“I won’t read that historical fiction garbage,” hissed a lady at the assisted living facility where a panel consisting of myself and other writers were describing our writing process. “History should be facts, not made up crap,”
Interesting question. Why would anybody want to read a fictionalized version when they can read a history book and get the real facts? What is historical fiction anyway?
Some books under the historical fiction umbrella may have other-worldly or supernatural themes. Some may pose what if questions, such as what if Hitler had won World War II. Others could be more historically accurate than the word fiction implies. The general criteria is that they be set at least 50 years in the past.

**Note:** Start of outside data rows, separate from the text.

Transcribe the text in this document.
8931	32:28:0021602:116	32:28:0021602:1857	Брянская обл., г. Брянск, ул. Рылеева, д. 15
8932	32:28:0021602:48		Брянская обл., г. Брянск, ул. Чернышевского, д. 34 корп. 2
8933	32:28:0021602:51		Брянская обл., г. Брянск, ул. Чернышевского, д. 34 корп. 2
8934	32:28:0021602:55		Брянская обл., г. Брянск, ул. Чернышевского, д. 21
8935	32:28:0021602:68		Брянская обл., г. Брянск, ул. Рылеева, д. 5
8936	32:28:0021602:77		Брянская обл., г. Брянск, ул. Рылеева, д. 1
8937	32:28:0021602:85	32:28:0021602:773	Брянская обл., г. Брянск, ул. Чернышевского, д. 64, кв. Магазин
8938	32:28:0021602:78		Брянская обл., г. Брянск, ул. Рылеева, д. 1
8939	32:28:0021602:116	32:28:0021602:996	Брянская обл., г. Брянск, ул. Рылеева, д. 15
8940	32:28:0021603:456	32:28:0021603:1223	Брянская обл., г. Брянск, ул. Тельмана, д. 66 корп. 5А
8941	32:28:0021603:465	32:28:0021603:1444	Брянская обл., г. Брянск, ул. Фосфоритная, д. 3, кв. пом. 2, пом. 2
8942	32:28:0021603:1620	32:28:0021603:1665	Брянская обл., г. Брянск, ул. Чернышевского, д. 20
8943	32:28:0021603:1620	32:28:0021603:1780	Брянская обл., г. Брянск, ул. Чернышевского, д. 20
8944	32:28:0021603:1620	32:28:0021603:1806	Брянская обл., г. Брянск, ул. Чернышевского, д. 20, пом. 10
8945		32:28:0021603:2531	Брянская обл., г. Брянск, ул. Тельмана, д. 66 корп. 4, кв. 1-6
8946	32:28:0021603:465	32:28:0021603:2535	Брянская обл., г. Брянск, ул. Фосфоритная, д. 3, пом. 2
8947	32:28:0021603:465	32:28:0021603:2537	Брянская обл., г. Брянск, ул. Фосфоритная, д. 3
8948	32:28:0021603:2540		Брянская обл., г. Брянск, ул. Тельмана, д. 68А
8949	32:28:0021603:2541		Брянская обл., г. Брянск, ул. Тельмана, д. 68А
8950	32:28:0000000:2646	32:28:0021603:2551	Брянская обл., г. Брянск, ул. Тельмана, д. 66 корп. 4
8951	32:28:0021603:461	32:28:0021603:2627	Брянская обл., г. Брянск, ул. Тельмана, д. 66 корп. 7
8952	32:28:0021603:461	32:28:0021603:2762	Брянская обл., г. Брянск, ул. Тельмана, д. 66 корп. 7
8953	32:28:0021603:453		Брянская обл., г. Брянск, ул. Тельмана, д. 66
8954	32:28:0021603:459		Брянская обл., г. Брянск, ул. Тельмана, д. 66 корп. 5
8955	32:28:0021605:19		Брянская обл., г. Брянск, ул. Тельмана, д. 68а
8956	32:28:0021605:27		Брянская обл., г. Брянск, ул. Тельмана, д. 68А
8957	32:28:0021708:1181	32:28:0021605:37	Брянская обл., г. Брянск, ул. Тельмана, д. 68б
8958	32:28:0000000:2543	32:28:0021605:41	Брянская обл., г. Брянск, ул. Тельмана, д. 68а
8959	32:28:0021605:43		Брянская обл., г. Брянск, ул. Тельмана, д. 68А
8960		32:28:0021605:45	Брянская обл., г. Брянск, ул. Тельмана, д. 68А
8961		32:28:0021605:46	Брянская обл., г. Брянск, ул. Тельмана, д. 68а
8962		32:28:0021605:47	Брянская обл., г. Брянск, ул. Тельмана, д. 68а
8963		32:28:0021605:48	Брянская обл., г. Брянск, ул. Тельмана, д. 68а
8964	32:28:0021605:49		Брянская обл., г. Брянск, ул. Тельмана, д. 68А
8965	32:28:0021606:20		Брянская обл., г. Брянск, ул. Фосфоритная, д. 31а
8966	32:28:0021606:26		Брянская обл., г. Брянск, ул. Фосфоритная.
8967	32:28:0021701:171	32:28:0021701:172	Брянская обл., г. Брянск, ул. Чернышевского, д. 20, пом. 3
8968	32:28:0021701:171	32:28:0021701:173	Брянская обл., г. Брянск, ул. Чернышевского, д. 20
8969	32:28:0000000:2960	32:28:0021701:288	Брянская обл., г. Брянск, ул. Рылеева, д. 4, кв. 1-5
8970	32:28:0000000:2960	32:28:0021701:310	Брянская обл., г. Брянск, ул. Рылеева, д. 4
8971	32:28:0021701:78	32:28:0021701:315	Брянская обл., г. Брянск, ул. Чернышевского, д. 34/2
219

Historical novels may use fictional characters to transport us to a particular place and time so we may experience the protagonist’s world as someone living during that time might. We could pursue a German saboteur through New York City during WWI with the police detectives in James Hockenberry’s Over Here (www.jameshockenberry.com). Soraya M. Lane lets us feel the joys, the fears and the heartbreaks of British war brides, as they follow their American G.I. sweethearts to the United States in Voyage of the Heart (sorayalane.com). Or we can experience World War I through the eyes of the early women battlefield nurses, complements of Lizzy Page’s novels War Nurses and Daughters of War (www.bookouture.com).
In another type of historical novel, the author imagines how an historic figure or a real-life person lived through an historic event. Through extensive research, physical retracing of the route and the woman’s written account, James Alexander Thom in Follow the River (www.ballantinebooks.com), takes us along with Mary Ingles, a white woman abducted by American Indians, as she escapes her captors and undertakes a treacherous journey through a thousand miles of hostile, uncharted wilderness to find her way back to her home.
But does an author using his/her imagination to fill in gaps or flesh out a real event make it less accurate? From TV detective shows, courtroom dramas and our own experience, we know that eyewitness accounts differ. People’s recollections of an incident are affected by their perspective. So we may never know the absolute truth. But the more corroborating information we obtain, the more we can trust that our conclusion is reasonably accurate.
In Little Cyclone, author Airey Neave tells us that in July 1942, Dédée, the real life leader of the Cométe underground, is ambushed by German soldiers. Neave writes: The party of airmen were scattered till Dédée, coolly collecting them, took them back to Urrugne, whence they crossed two days later. Neave’s book is nonfiction. His statement is true and accurate, but it doesn’t go into much detail.
Digging through evader reports, I found the same incident. So for my novel Night and Fog, in addition to Neave’s account, I had the perspective of the airmen evaders who were actually there. I knew where they were from, when and where the narrow escape took place, who the guides were, what the weather was like, who was shot at, who was captured and how others got away. I used this information to recreate the scene as I imagined it. I had to fill in minor details and dialog—which makes it historical fiction—but it lets readers experience the incident as if they were there.
There will always be people who turn up their noses at historical fiction just as there are people who say they hate cauliflower without ever tasting it. But there are writers like the ones mentioned above who are publishing some truly wonderful historical fiction that should be sampled before the genre is dismissed out of hand.